What does a mixed inhibitor (as opposed to a competitive or non/uncompetitive inhibitor) do to the slope and y-intercept of a Lineweaver-Burk, or Double-Reciprocal plot?

Answer 1

A mixed inhibitor changes both the slope and the y-intercept of a double-reciprocal plot.

In this case, you have to look at the equation that describes the Lineweaver-Burk plot for all the cases mentioned and figure out which one corresponds to the given criteria.

When no inhibitor is present, the Lineweaver-Burk equation looks like this

`1/V_0 = underbrace(K_m/V_"max")_(color(blue)("slope")) * 1/([S]) + underbrace(1/V_"max")_(color(green)("y-intercept")`

Now, when an uncompetitive inhibitor is present, the Lineweaver-Burk equation becomes

`1/V_0 = K_m/V_"max" * 1/([S]) + (1 + ([I])/K_I^('))/V_"max"`

As you can see, the y-intercept changes, i.e. it goes up by a factor of `1 + ([I])/K_I^(')`, but the slope remains unchanged.

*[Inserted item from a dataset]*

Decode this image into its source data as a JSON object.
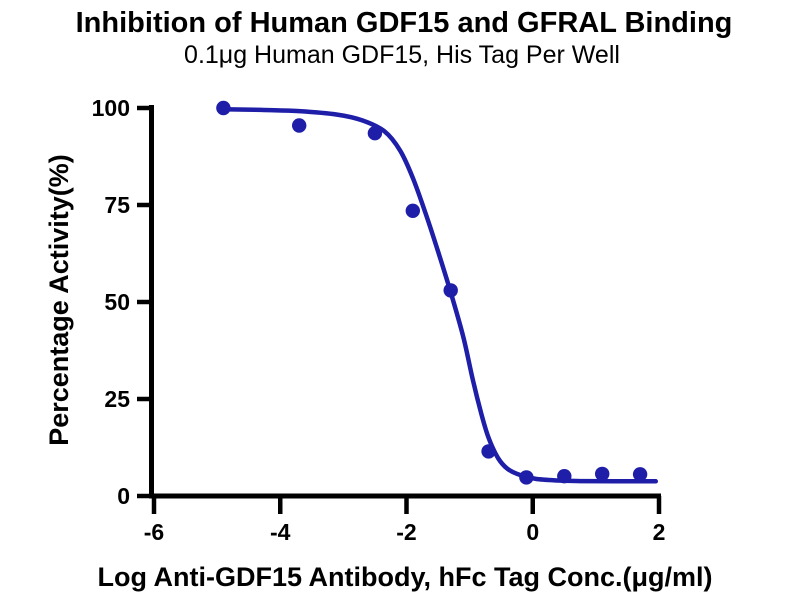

![https://biochemanics.wordpress.com/2013/04/07/reversible-inhibition/]()

When a competitive inhibitor is present, the Linewaver-Burk equation becomes

`1/V_0 = ((1 + ([I])/K_I) * K_m)/V_"max" * 1/([S]) + 1/V_"max"`

This time, the slope of the line changes by a factor of `1 + ([I])/K_I`, but the y-intercept remains unchanged.

![http://en.wikibooks.org/wiki/Structural_Biochemistry/Enzyme/Competitive_Inhibitor]()

Finally, when a mixed inhibitor* is present, the equation becomes

`1/V_0 = ((1 + ([I])/K_I) * K_m)/V_"max" * 1/([S]) + (1 + ([I])/K_I^('))/V_"max"`

Now both the slope and the y-intercept change, the former by a factor of `1 + ([I])/K_I`, and the latter by a factor of `1 + ([I])/K_I^(')`.

![https://daniellaharewood.wordpress.com/2013/04/14/227/]()

SIDE NOTE The terms `alpha` and `alpha^(')` are actually a different notation for `1 + ([I])/K_I` and for `1 + ([I])/K_I^(')`, respectively.